Chester County high school students Natalie Gildea, Christopher Goodrich, and Shivam Shetye were selected as winners of the Future of Freedom Essay Contest sponsored by the Libertarian Party of Chester County. Winners were awarded certificates and cash awards after their announcement at the June meeting of the LPCC. Below is the first place essay by Natalie Gildea. 

Recent discussions about the role of police power in the United States has taken center stage over the past year, with many arguing that continual police presence is necessary to contain illegal activity and decrease crime rates. However, some of the tactics police use are excessive infringements upon the rights of American citizens, and some of them even fail to effectively decrease violent crime. One common example is the “stop-and-frisk” practice common in urban policing, authorized in the U.S. Supreme Court’s decision in Terry v. Ohio. Although this policy is still in practice in most American cities, it should be abolished due to its inability to limit crime, the impossibility of implementing it fairly, and its intrusion upon the rights of Americans.

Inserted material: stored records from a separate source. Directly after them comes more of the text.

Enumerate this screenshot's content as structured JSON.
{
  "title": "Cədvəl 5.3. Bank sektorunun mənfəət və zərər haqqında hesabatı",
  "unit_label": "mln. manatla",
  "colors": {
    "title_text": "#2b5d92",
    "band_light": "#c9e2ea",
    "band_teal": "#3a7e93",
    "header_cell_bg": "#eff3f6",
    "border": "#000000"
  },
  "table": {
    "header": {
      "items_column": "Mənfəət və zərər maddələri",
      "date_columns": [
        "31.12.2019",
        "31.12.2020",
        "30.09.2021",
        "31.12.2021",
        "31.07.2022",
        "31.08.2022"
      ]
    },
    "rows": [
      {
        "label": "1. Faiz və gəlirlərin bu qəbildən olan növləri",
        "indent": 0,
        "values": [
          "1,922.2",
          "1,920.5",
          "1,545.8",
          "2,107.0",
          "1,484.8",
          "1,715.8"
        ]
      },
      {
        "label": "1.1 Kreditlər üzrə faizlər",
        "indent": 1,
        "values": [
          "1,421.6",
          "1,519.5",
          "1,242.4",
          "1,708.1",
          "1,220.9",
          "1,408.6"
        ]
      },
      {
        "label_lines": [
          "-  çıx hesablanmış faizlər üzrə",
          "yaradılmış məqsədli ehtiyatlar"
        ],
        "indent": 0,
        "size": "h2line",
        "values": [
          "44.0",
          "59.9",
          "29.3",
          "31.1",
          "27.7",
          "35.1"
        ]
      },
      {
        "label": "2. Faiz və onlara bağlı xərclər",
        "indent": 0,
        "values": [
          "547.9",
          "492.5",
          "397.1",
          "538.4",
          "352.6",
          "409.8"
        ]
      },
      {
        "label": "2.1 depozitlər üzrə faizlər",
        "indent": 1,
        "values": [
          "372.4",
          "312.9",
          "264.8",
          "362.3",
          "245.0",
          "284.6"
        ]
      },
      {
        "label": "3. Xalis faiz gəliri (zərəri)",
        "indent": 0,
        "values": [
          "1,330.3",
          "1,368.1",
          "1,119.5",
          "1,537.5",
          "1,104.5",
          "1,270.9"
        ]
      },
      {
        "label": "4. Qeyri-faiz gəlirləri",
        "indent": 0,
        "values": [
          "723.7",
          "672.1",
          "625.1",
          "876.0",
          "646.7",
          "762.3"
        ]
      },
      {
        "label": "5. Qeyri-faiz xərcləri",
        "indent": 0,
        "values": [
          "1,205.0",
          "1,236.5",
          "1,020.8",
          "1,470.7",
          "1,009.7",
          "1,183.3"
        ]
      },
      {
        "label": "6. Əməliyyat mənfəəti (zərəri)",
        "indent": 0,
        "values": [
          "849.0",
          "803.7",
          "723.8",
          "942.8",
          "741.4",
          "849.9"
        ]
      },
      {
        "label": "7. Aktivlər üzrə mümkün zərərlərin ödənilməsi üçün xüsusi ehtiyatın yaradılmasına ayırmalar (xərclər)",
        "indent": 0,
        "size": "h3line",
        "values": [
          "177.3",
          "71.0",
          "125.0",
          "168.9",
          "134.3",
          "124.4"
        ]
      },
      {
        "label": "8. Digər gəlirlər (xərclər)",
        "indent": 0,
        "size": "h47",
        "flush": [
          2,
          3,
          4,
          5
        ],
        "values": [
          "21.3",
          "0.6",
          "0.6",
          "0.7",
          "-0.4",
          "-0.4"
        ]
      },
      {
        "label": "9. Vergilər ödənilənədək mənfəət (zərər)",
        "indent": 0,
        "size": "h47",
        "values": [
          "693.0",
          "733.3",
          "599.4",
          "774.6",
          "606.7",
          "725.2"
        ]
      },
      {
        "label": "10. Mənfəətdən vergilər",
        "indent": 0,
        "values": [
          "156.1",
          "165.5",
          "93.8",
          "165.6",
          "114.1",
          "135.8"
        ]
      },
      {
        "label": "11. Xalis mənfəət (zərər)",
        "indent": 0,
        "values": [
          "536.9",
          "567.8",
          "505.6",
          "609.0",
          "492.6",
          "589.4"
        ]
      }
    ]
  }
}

Even if stop-and-frisk policies respected American liberties, they fail to substantially decrease crime. A University of Pennsylvania study found that although greater police presence in New York City reduced crime rates, the officers’ extensive use of stop-and-frisk was not related to the observed decrease in crime. If police departments favored more focused and investigative solutions for limiting crime, they could effectively keep cities safe rather than conducting stops where it is difficult to find strong evidence of suspicion.

More importantly, the policy’s definition of “reasonable suspicion” has not been sufficiently defined to prevent stops of people on baseless observations, making it impossible to implement without error or bias causing violations of rights. According to the Center for Constitutional Rights, the New York Police Department failed to completely avoid making suspicionless stops despite its agreement to keep data on how stops-and-frisks were conducted. Moreover, any possible biases that police may have—even minimal ones—may contribute to finding suspicion in a disproportionate number of people from certain races or groups and failing to find it in others. Thus, impartially and reasonably using this tactic to prevent crime is impossible; it will inevitably abandon the principles of equal treatment written into American law.

The fact that stops-and-frisks have such clear potential to trammel the natural freedoms of the people makes this policy an excessive infringement upon the lives of Americans; thus, it is unacceptable in national law regardless of its effects. For example, in Floyd v. City of New York, NYPD stop-and-frisk practices were found to violate the Fourth Amendment. Upon observation of the circumstances of the case, however, this result seems inevitable in any region where police have implemented this policy due to lack of criteria for a “reasonable” search. The abuses of power that can arise—and have arisen—from routine stops-and-frisks cannot be tolerated in a nation that prioritizes protecting personal liberties.

Eliminating the power in policing to stop and frisk individuals is necessary to not only focus law enforcement efforts on efficient methods for reducing crime, but also to prevent the breaches of personal freedom that it has caused. The goal of policing should be protecting the people, rather than concentrating power in systems that can easily use it to infringe upon American values of liberty and independence.